The simplest rhythm you could have is a basic 4/4 rock rhythm, but let's try something no one has ever tried before. 7/4? No, Pink Floyd did that. In fact, why are we stuck with rational numbers? Let's try 2.718/3.142... or, no, better yet, let's try f(t)/g(t), so that we can vary the time signature with time. f(t) and g(t) do not have to be continuous functions, or even real. In fact, I propose you write the first song ever with an imaginary time signature. This fits in perfectly with our free form. Organization can't explain the beauty of waffles; anarchy is the only true way to do it.
Now, I could go on and on about all the possibilities one has at his disposal for writing songs, but I think I've given you something to think about.
Warning: At some point you may get discouraged and decide it's better to actually make some waffles. Waffles are delicious, and they'll probably help you write the song anyway. Go ahead and eat 'em.

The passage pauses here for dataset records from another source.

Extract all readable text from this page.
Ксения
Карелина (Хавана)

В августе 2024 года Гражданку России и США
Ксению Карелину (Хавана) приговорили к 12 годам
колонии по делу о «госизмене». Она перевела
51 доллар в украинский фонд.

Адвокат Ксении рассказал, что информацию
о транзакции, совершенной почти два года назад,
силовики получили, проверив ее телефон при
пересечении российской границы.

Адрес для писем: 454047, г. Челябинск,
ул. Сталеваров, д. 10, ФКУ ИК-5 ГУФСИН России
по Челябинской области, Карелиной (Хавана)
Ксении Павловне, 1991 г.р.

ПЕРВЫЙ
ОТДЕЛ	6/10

How To Not Try Hard Enough
Make the waffles in your Waffle Song a metaphor for, oh, I don't know, waffles? Use simple, well-worn phrases:
- Waffles are good
- I like food
- Give peace a chance
- Do the waffle dance
On the other hand, making up a whole waffle dance could be pretty cool. You can only do something like this if you make up a really funny dance to go with it. Y'know, like the Chicken Dance. Except with waffles. You could, like, duck to symbolize going into the toaster, or something... listen, it's your song. You think of something. Why am I doing all the work for you?